Question

$\int_{0}^{1}\frac{\sin x}{\sin x+\sin(1-x)}\,dx$ is equal to:

• A. \(6\)
• B. \(4\)
• C. \(2\)
• D. \(\frac{1}{2}\)
• E. \(\frac{1}{4}\)

Hint:

For definite integrals involving \(f(x)\) and \(f(a-x)\), always try substitution \(x \to a-x\) and add both expressions.

Answer 1

The Correct Option is D

Step 1: Let the integral be \(I\).
\[ I=\int_{0}^{1}\frac{\sin x}{\sin x+\sin(1-x)}\,dx \]

Step 2: Use the property of definite integrals.
Replace \(x\) by \(1-x\), then: \[ I=\int_{0}^{1}\frac{\sin(1-x)}{\sin(1-x)+\sin x}\,dx \]
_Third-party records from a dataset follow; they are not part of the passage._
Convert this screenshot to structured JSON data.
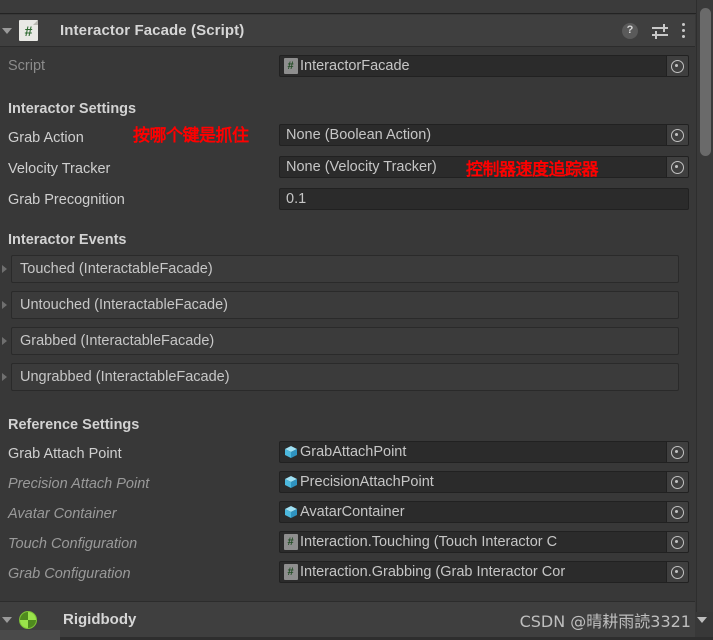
{
  "component": {
    "title": "Interactor Facade (Script)",
    "script_icon": "script-file-icon",
    "script_glyph": "#",
    "header_icons": {
      "help": "?",
      "help_name": "help-icon",
      "preset_name": "preset-icon",
      "menu_name": "kebab-menu-icon"
    }
  },
  "script_row": {
    "label": "Script",
    "value": "InteractorFacade",
    "icon": "script-file-icon"
  },
  "sections": {
    "interactor_settings": {
      "title": "Interactor Settings",
      "fields": [
        {
          "label": "Grab Action",
          "value": "None (Boolean Action)",
          "type": "object",
          "italic": false
        },
        {
          "label": "Velocity Tracker",
          "value": "None (Velocity Tracker)",
          "type": "object",
          "italic": false
        },
        {
          "label": "Grab Precognition",
          "value": "0.1",
          "type": "number",
          "italic": false
        }
      ]
    },
    "interactor_events": {
      "title": "Interactor Events",
      "events": [
        {
          "label": "Touched (InteractableFacade)"
        },
        {
          "label": "Untouched (InteractableFacade)"
        },
        {
          "label": "Grabbed (InteractableFacade)"
        },
        {
          "label": "Ungrabbed (InteractableFacade)"
        }
      ]
    },
    "reference_settings": {
      "title": "Reference Settings",
      "fields": [
        {
          "label": "Grab Attach Point",
          "value": "GrabAttachPoint",
          "icon": "prefab-cube-icon",
          "italic": false
        },
        {
          "label": "Precision Attach Point",
          "value": "PrecisionAttachPoint",
          "icon": "prefab-cube-icon",
          "italic": true
        },
        {
          "label": "Avatar Container",
          "value": "AvatarContainer",
          "icon": "prefab-cube-icon",
          "italic": true
        },
        {
          "label": "Touch Configuration",
          "value": "Interaction.Touching (Touch Interactor C",
          "icon": "script-file-icon",
          "italic": true
        },
        {
          "label": "Grab Configuration",
          "value": "Interaction.Grabbing (Grab Interactor Cor",
          "icon": "script-file-icon",
          "italic": true
        }
      ]
    }
  },
  "annotations": [
    {
      "text": "按哪个键是抓住",
      "name": "annotation-grab-action"
    },
    {
      "text": "控制器速度追踪器",
      "name": "annotation-velocity-tracker"
    }
  ],
  "footer": {
    "title": "Rigidbody",
    "icon": "rigidbody-icon"
  },
  "watermark": {
    "text": "CSDN @晴耕雨読3321"
  },
  "colors": {
    "panel_bg": "#383838",
    "header_bg": "#3f3f3f",
    "field_bg": "#2b2b2b",
    "annotation_red": "#ff0000",
    "rigidbody_green": "#9ae34b"
  }
}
Step 3: Add the two expressions of \(I\).
\[ 2I=\int_{0}^{1}\left[\frac{\sin x}{\sin x+\sin(1-x)}+\frac{\sin(1-x)}{\sin x+\sin(1-x)}\right]dx \]

Step 4: Simplify the integrand.
\[ \frac{\sin x+\sin(1-x)}{\sin x+\sin(1-x)}=1 \] Thus, \[ 2I=\int_{0}^{1}1\,dx \]

Step 5: Evaluate the integral.
\[ 2I=1-0=1 \]

Step 6: Solve for \(I\).
\[ I=\frac{1}{2} \]

Step 7: Final answer.
\[ \boxed{\frac{1}{2}} \] which matches option \((4)\).